July 02, 2021

Alterations in relation to the patent legislation of China, Japan and Brazil


On June 1, 2021, the fourth revision to the Patent Law of China, which was finalised on October 17, 2020, entered into effect, marking the first change in the law since 2008 and comprising notable changes to the law on design patents, amongst other alterations.

The term for protection of a design patent in China has been extended from a period of 10 years from the date of filing, to a period of 15 years from the date of filing, applicable to design applications filed on, or after, June 1, 2021. Applications filed prior to this date will retain the previous 10-year length of protection. This amendment is a step forward for China in terms of joining the Hague Agreement, which requires a minimum design validity term of 15 years for designs.

Another significant alteration to the rules regarding design patents is the allowance of the registration of partial designs starting from June 1, 2021, with the previous law obliging applicants to file a design in relation to, and together with, a whole product. Whilst partial design applications may now be filed with the Chinese Patent Office, the Revised Rules for the Implementation of the Patent Law have yet to be adopted, meaning that the examination of partial design applications will be initiated after the aforementioned rules are available. The criteria for examination, and the formality requirements for a partial design application, will also be set out in the awaited Revised Rules.

Further, design patent applications filed with the Chinese Patent Office on or after June 1, 2021 will be able to claim domestic priority in the jurisdiction. As with the aforementioned issue of the current absence of Revised Rules, the examination of applications claiming domestic priority will be initiated once the Revised Rules have been released.

Moreover, a new element has been added to the provisions for the 6-month novelty grace period, protecting the disclosure of patent subject matter if said disclosure was made in the public interest upon occurrence of a national emergency, or any extraordinary state of affairs, for example, the disclosure of pharmaceutical patent subject matter in relation to a pandemic.


The Japanese Patent Office (JPO) also introduced new provisions in relation to designs, applicable to those filed on or after April 1, 2021.

The newly implemented amendments introduced to the design law of Japan afford applicants the option of filing one application covering multiple designs with the JPO, with the previous law only allowing single design applications.
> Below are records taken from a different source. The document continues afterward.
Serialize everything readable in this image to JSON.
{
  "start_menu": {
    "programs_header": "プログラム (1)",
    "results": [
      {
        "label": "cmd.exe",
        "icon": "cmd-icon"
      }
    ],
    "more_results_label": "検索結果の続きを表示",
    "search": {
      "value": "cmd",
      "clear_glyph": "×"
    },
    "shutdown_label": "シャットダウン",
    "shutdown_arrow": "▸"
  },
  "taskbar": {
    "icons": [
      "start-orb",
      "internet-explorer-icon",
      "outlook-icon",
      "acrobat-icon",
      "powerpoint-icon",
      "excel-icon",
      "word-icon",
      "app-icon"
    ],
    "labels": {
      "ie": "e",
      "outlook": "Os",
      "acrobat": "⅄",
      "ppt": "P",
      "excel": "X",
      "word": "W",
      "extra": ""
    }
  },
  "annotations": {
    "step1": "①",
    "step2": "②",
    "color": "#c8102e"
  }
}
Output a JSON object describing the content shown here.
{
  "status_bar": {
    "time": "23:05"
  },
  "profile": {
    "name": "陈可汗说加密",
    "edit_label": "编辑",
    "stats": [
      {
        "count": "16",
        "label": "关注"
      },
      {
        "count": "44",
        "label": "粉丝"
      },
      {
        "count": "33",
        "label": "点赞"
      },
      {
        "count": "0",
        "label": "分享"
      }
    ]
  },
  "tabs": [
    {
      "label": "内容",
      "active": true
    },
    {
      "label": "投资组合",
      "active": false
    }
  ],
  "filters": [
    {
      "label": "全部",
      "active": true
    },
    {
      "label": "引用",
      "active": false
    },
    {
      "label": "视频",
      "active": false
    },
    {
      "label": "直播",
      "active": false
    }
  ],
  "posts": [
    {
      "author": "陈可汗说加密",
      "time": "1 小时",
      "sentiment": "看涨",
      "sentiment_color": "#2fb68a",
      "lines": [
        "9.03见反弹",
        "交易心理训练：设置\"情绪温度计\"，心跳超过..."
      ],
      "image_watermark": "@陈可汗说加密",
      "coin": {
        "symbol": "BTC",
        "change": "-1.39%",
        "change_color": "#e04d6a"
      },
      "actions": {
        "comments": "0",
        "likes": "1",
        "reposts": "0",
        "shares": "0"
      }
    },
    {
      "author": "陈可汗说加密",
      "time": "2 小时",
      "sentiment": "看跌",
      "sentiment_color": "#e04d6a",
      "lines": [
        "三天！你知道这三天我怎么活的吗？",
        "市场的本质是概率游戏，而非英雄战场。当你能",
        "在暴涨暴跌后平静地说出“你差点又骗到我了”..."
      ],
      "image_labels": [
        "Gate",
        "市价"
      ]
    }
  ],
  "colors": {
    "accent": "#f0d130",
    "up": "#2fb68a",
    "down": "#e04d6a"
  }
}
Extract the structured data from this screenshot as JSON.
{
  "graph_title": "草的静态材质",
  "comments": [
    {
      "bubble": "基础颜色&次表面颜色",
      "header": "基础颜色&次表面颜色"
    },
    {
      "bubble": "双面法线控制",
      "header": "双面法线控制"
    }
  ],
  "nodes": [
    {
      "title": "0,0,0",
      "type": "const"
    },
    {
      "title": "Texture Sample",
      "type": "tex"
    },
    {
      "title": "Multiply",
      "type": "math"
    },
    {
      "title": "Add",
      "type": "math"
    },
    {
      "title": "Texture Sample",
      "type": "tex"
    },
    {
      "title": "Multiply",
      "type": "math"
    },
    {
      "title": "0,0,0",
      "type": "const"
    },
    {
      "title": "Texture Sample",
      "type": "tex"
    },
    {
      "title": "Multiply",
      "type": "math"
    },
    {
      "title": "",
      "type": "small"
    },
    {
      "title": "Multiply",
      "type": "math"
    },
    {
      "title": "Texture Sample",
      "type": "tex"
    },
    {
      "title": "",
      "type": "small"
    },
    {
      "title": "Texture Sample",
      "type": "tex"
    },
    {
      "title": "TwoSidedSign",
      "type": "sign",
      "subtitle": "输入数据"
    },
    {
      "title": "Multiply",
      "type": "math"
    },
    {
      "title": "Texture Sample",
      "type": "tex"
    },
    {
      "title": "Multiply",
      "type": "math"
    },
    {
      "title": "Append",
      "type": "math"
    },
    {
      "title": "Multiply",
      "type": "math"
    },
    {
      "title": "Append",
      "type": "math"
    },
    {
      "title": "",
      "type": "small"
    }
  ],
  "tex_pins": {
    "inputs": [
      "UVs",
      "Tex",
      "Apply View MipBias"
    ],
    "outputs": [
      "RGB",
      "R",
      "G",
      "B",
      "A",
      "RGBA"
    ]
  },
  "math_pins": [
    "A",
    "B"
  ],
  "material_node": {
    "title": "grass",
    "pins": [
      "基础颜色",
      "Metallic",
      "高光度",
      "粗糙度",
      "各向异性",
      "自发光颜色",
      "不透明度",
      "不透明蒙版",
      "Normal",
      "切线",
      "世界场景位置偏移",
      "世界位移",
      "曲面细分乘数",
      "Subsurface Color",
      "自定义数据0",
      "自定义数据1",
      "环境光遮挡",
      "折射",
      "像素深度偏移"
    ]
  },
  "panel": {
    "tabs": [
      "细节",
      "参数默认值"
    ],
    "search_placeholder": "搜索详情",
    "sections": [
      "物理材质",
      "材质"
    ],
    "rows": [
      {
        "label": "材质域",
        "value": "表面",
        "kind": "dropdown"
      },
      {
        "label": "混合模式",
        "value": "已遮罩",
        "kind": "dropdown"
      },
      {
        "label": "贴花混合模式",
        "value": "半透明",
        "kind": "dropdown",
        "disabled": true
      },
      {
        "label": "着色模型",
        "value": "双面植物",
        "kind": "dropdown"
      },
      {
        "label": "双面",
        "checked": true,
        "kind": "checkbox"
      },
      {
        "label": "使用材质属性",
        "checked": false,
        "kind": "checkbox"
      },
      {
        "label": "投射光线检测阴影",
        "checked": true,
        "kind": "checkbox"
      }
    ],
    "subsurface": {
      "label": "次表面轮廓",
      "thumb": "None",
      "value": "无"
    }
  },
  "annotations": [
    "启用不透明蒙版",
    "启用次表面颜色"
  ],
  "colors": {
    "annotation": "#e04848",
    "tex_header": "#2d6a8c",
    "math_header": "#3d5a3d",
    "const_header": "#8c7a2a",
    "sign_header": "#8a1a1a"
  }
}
The alterations have also abolished the Table for Classification of Articles. Previously, the table was used to classify articles in relation to industrial designs, whereas from April 1, 2021, an applicant must clearly state the articles to which an industrial design relates in the application.

Furthermore, the amendments introduced a remedy which allows for the submission of documents in relation to a design priority claim after the expiration of the stipulated time limit for the filing thereof. This remedy is applicable to any priority claim for which the priority period has ended, filed on or after April 1, 2021.


The patent validity term in Brazil has been altered as per the decision made by the Brazilian Supreme Court, in relation to a lawsuit initiated on April 7, 2021 by the Public Prosecutor Office.

The term for patent validity in Brazil previously constituted either a period of 20 years from the date of filing, or 10 years from the date of grant, whichever option granted the longest term of protection. A decision by the Brazilian Supreme Court on May 6, 2021 ruled that the minimum patent validity term of 10 years was unconstitutional. Following this, the Court determined that patents in Brazil would henceforth be granted for a period of 20 years from the date of filing, regardless of the field to which the patent relates, abolishing the option of a patent protection term being calculated as 10 years from the date of grant.

On May 12, 2021, the Supreme Court further confirmed that the aforementioned ruling would have no effect on patents already registered, with two exceptions. As such, patents which were granted in relation to pharmaceutical or medical inventions, as well as patents subject to invalidity proceedings which were filed prior to April 7, 2021 if, during the proceedings, it was argued that the 10 year term of protection from the date of grant was unconstitutional, would have their protection term amended from 10 years from the date of grant, to 20 years from the filing date.

The alterations to the intellectual property laws of China, Japan, and Brazil demonstrate an international presence of modernisation in the process for obtaining protective rights in the field of innovation. In turn, these legislative advancements will provide for a more solid base on which to apply for IP rights, encouraging applicants to file in these jurisdictions.